Astronomy — The Twin Planets, Uranus and Neptune
The information on this page was obtained from a fascinating article in the December 2019 edition of ‘Sky and Telescope’ magazine. The article was entitled ‘The Neglected Planets’, and was written by Ken Croswell.
- With similar colors, diameters, masses, densities, and rotation rates, Uranus and Neptune are twin worlds.
- Both planets owe their distinct colors (green and blue) to methane gas. Methane absorbs red light but reflects green and blue.
- These planets, like Jupiter and Saturn, have ice, rock, and metal at their centers.
- Both of these planets are only about 5% as massive as Jupiter.
- Uranus and Neptune are ‘ice giants’, so named because they have large quantities of three compounds that were frozen solid in the cold outer solar nebula (water, methane, and ammonia).
- Both planets have tilted magnetic fields that arise from the center of each planet.
- These two planets have the same effective temperature, that being -353 degrees Fahrenheit.
- Neptune is much more ‘active’ than Uranus, with plenty of clouds and storms and internal heat. Fast winds, however, race across both planets.

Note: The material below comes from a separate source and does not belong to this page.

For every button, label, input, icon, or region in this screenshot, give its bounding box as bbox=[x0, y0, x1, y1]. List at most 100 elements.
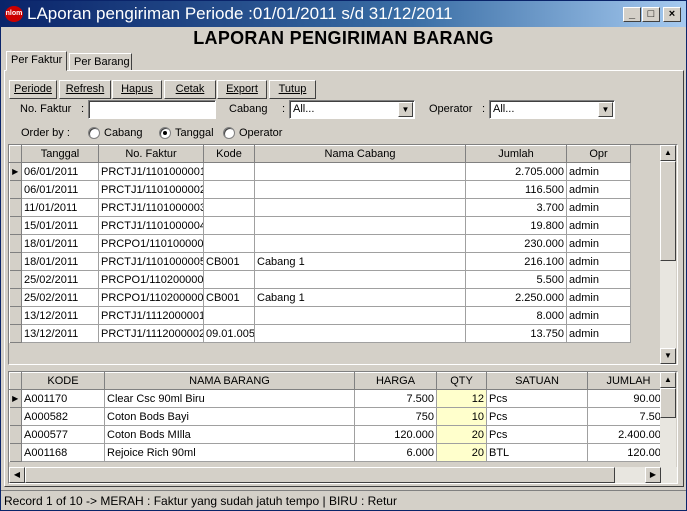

- Both planets have hydrogen sulfide in their atmospheres, a poisonous gas that smells like rotten eggs.
- Both of the planets spin at a rapid rate, but they have very different axial tilts. They both rotate once in about 16 or 17 hours. Uranus lies on its side as it spins, with an axial tilt of 98 degrees. Neptune’s axial tilt is 28 degrees, similar to Earth’s tilt.
- Uranus has 13 rings and Neptune has six. Whereas Saturn’s rings glisten with water ice, those of Uranus and Neptune are dark, probably due to carbon compounds.
- Uranus has 27 known moons and 13 rings. The 18 inner-most moons orbit the planet’s equator. The others follow highly inclined paths, suggesting that they are captured objects.
- Neptune has 14 moons. The stand-out moon for this planet is Triton. It is nearly twice as large as Uranus’s largest moon and slightly larger than Pluto! Yet Triton revolves backward, a sign that it too is a captured object. Triton is about as close to Neptune as the Moon is to Earth
- The moon Nereid, a moon of Neptune, has the most elliptical orbit of any moon in our solar system, with an orbital eccentricity of a whopping 75%.
- The most distant moon of Neptune is Neso. It ventures farther away from its planet that any other moon in the solar system. At its extreme, Neso is 72 million kilometers from Neptune, nearly half the distance of the Earth from the Sun. So distant is Neso that it takes 26 years to orbits Neptune one time, nearly as long as it takes Saturn to circle the Sun. Neptune can retain this distant moon because the planet is so far removed from the gravitational influence of the Sun.